L'industrie pétrolière mondiale, réunie à Istanbul, a mis en avant lundi sa nécessaire adaptation à la transition énergétique, tout en défendant les hydrocarbures, seuls capables, selon elle, d'alimenter la croissance économique et démographique mondiale, notamment des pays émergents.

La transition vers un monde moins émetteur de gaz à effet de serre ne se présentera pas sous la forme d'"une solution" mais "impliquera différents parcours", en fonction des besoins de chaque pays, a affirmé Ben van Beurden, le PDG de Shell, lors de la première journée du Congrès mondial du pétrole.

Ces propos du patron de la major pétrolière anglo-néerlandaise résument le message que les acteurs mondiaux des hydrocarbures sont venus porter, alors que des experts et ONG environnementales estiment qu'il faudra laisser dans le sous-sol une grande partie des réserves d'hydrocarbures pour lutter contre le réchauffement climatique. 

"La hausse de la demande pour toutes les sources d'énergie, avec le pétrole et le gaz au coeur du mix-énergétique, sera une réalité pour encore des décennies", a ainsi estimé Amin H. Nasser, président de la compagnie saoudienne Saudi Aramco.

Le pétrole reste la première énergie consommée dans le monde, notamment du fait de sa domination comme carburant.

Dans de nombreux pays, et malgré la chute des prix de l'or noir ces deux dernières années, les énergies renouvelables, notamment le solaire, sont toutefois devenues au moins aussi peu chères que le gaz ou le charbon.

"Les énergies renouvelables n'ont cessé de dépasser toutes les prévisions", a reconnu Juan Vera, directeur des opérations de la compagnie espagnole Cepsa.

Les industriels, comme les pays producteurs, ont d'ailleurs pris conscience de cette nouvelle réalité économique, investissant eux aussi dans le solaire, comme le français Total ou certains pays du Moyen-Orient, ou dans l'éolien, comme le norvégien Statoil.

Dans l'énergie, "la croissance la plus rapide viendra des énergies renouvelables", admet Alexandre Novak, le ministre russe de l'Energie, mais il met en garde contre les tentations de "discrimination" entre les énergies.
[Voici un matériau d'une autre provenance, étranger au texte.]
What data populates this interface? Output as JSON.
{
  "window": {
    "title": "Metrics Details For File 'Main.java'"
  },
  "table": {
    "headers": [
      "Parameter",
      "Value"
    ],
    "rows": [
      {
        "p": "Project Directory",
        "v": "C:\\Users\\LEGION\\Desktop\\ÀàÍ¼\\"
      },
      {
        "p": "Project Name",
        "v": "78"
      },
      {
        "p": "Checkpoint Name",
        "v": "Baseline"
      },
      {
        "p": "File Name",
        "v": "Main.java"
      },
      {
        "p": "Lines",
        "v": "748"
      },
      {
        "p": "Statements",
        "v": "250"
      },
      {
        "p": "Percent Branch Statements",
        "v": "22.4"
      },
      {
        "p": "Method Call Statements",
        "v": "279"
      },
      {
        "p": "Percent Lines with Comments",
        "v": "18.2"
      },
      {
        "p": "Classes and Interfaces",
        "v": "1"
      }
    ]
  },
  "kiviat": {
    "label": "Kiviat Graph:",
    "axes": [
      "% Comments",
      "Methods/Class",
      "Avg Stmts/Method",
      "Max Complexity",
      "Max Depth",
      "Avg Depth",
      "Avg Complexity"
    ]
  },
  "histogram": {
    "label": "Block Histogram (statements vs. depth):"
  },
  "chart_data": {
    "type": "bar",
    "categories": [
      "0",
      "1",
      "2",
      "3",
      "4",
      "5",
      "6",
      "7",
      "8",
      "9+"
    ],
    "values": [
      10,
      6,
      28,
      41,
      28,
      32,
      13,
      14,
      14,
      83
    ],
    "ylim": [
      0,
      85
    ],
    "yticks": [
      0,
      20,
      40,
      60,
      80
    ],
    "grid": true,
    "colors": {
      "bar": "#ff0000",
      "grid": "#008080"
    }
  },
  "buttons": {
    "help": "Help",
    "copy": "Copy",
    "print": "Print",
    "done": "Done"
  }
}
Le secteur pétrolier a intégré les attentes dans les pays développés, ou encore en Chine, pour une transition vers un modèle économique moins émetteur de gaz à effet de serre. Des attentes accentuées par l'accord international de Paris sur le climat et d'un certain désengagement financier et industriel du charbon.

- Gourmands émergents -

Outre le développement des énergies renouvelables, les normes se renforcent en faveur d'une plus grande efficacité énergétique dans l'industrie ou le bâtiment et les véhicules électriques se vendent de plus en plus.

"Trop souvent, la transition énergétique est considérée du point de vue des Européens ou des Nord-Américains (...) mais la réalité démographique montre que ce n'est pas suffisant de se concentrer sur ces régions", a estimé le patron de Shell, citant l'Afrique et l'Asie qui vont concentrer la majeure partie des 3,6 milliards d'habitants supplémentaires attendus sur la planète d'ici la fin du siècle.

"Ces pays en croissance auront encore besoin d'hydrocarbures pour développer leurs industries", a-t-il ajouté. D'autant que certains, comme la sidérurgie, le ciment ou la chimie, ne peuvent pas se passer de la quantité d'énergie que produisent les hydrocarbures, selon lui.

Toutefois, face aux critiques sur les émissions de gaz à effet de serre issues de l'exploitation des hydrocarbures, les industriels avancent des "progrès technologiques" pour réduire leurs impacts, via la capture et le stockage du CO2, pourtant encore loin d'avoir trouvé son équilibre économique, ou les biocarburants, a énuméré Darren W. Woods, le PDG d'ExxonMobil. 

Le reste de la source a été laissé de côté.